A broken hand suffered at the T20 World Cup in November put a brief stop to his accumulation of runs and records. He quickly picked up on Saturday where he left off, placing New Zealand in a strong position at stumps after losing the toss.
Rusty when he commenced his innings after New Zealand lost captain Tom Latham in the fourth over when it was 1-1, Conway navigated the difficult first hour, then flourished, reaching his century after tea from 186 balls.
He seemed impregnable until he was finally out for 122 in the over before the second new ball was taken, to the relatively benign spin bowling of Bangladesh captain Mominul Haque. Stretching forward to an unthreatening delivery that turned down the leg side, Conway got a faint edge which carried to wicketkeeper Liton Das.
Through the day he had partnerships of 138 with Will Young (52), 50 with Ross Taylor who has out for 31 in his penultimate test and 38 with Henry Nicholls who was 32 not out at stumps. Tom Blundell was out for 11 in the last over of the day.
“I think (the pleasing thing) was just the partnerships we had throughout the day. It was nice to spend some time with Ross Taylor in the middle,” Conway said. “It was nice to contribute, especially after not playing for such a long period of time. It was challenging. The wicket was quite green this morning and we knew if we got through that tough period it would always get easier to bat on.”
The score at stumps didn't fairly reflect the effort of Bangladesh who worked tirelessly to support the decision of Mominul to bowl on winning the toss.
There was moisture in the Bay Oval pitch and Bangladesh seamers Taskin Ahmed and Shoriful Islam were ascendant in the first hour, sending back Latham and troubling Conway and Young.
Hitting good lengths with an upright seam, the bowlers found movement away from the right-handers and tied down the New Zealand batsmen who eked out only one run between the first and the ninth overs. Shoriful, who dismissed Latham and later Taylor, had 1-7 from his first five overs.
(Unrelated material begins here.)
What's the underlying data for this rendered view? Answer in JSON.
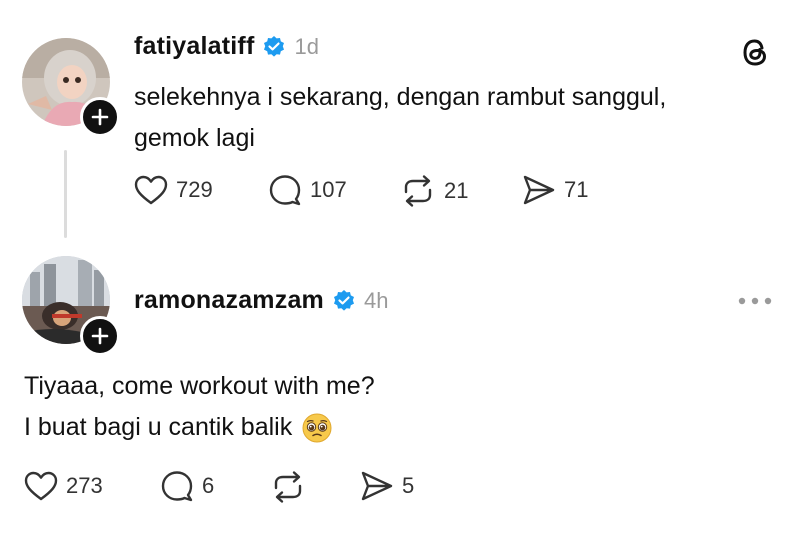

Conway struggled early, surviving a review for lbw before he had scored and teasing gully with a catching chance soon after. But as the pitch dried and switched its support from the bowlers to batsmen he settled, then began to flourish.
Two fours off Shoriful in the 21st over were a sign of things to come. He went to lunch on 36 and reached his third half-century in four tests from 101 balls with a six from the spin bowling of Mehidy Hasan Miraz in an over in which he also hit two fours.
Conway had put on 138 for the second wicket with Will Young when Young was run out in the 49th over. With the bowlers struggling to find the means to a breakthrough, New Zealand wasted Young's wickets when he set off for a single to mid-wicket and Conway sent him back. An accurate throw to the keeper saw Young run out for a hard-earned 52.